MCC & The African Growth & Opportunity Act (AGOA)

The Millennium Challenge Corporation is a leading contributor to the U.S. government’s trade capacity building assistance to AGOA-eligible countries, responsible for 58 percent of assistance from 2001 to 2013.

MCC has obligated nearly $3 billion in funding for trade capacity building activities in 15 of the 41 African Growth and Opportunity Act countries. This aid focuses on trade-related infrastructure such as roads and electricity, improving the productivity of small and medium-sized businesses and export-oriented industries, and leveraging policy and regulatory reforms. Major MCC projects have included expansions to the critical sea ports of Benin and Cabo Verde, and roads used for commerce in Ghana, Senegal, Tanzania, and Mozambique.

Benin's Port of Cotonou is the country’s only port and is a pillar of Benin’s economic growth. The port contributes to West African economic growth, serving as the gateway to international trade for the landlocked countries of Burkina Faso, Mali and Niger and is a central pathway for international trade with Nigeria. MCC's investment expanding the port is just one example of the agency's commitment to promoting trade capacity in AGOA countries.

Trade and Investment in AGOA Countries:
Promoting Public-Private Partnerships & Regional Integration in Africa

MCC and U.S. development efforts are committed to an investment-led development model that leverages other sources of financing, including domestic resources and the private sector. 

As part of MCC’s efforts to drive growth and reduce poverty around the world, MCC announced in July 2015 a $70 million commitment to support public-private partnerships in partner countries. African countries alone will receive grants totaling $52 million. These investments are expected to generate $1 billion in private-sector investments over the next five years, with $750 million of that expected to be invested in Africa. 

Regional integration helps create economies of scale, strengthen value chains, and ease the movement of technology and people. People, goods and services move across borders, and MCC’s investments should too. Regional MCC investments would be a significant U.S. Government tool to increase trade capacity and improve the uptake of AGOA preferences. With regional authority, MCC could design programs that significantly improve trade and investment between and among MCC partner countries by promoting economic growth and cross-border engagement. This could result in larger and more harmonized markets for trade and development, and new opportunities for American companies.

A Cornerstone of U.S.-Africa Economic Engagement

Enacted in May 2000 and re-authorized by Congress in June 2015, the African Growth and Opportunity Act (AGOA) is the cornerstone of U.S. economic engagement with the countries of sub-Saharan Africa. By providing duty-free access to the U.S. market, AGOA helps eligible nations diversify their exports to the United States and ultimately create jobs and inclusive economic growth. 

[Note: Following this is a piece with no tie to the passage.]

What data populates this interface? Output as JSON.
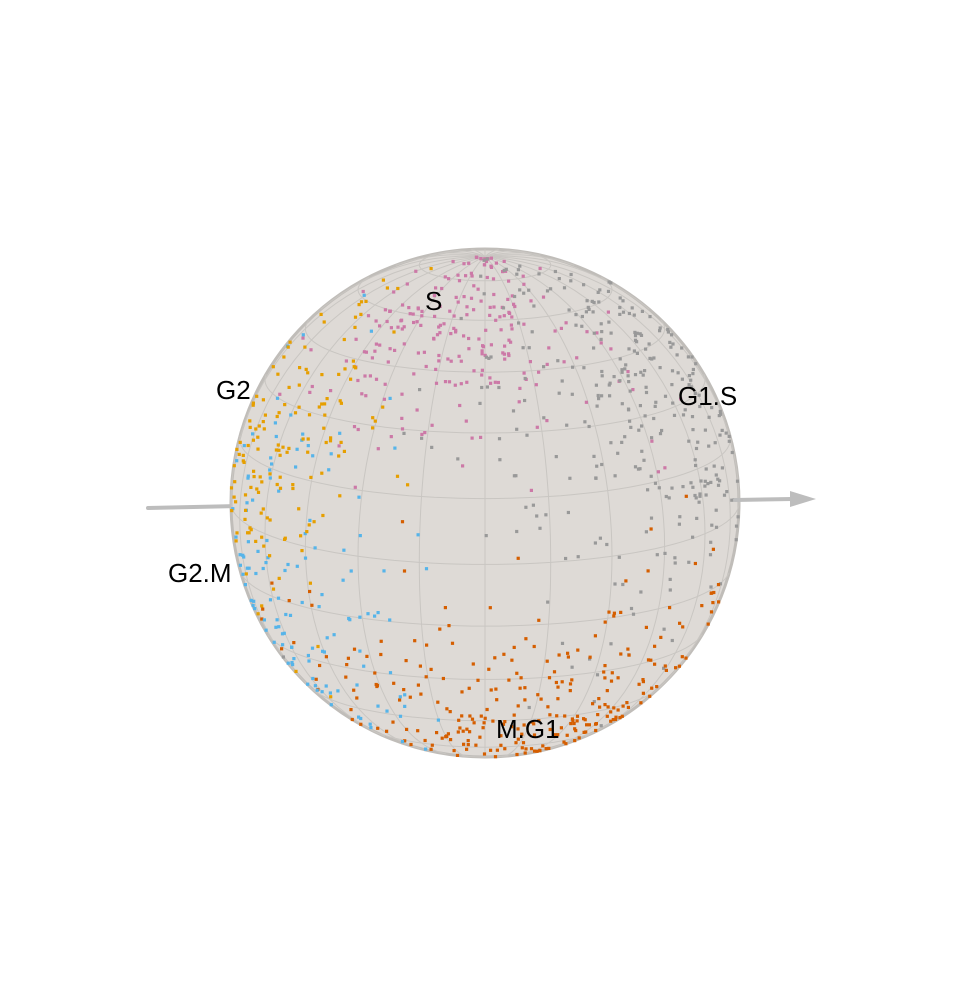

Since its implementation, AGOA has encouraged new investments, trade and job creation in Africa and the United States. Total African exports under AGOA more than quadrupled since the program’s inception. As of June 2015, AGOA-eligible countries have exported nearly $480 billion worth of goods to the United States under AGOA and the U.S. Generalized System of Preferences. In 2014, non-oil AGOA trade was valued at $4.4 billion, up about 250 percent from 2001. The growth of these non-oil industries has spurred an estimated 300,000 direct jobs in beneficiary countries and 120,000 jobs in the U.S.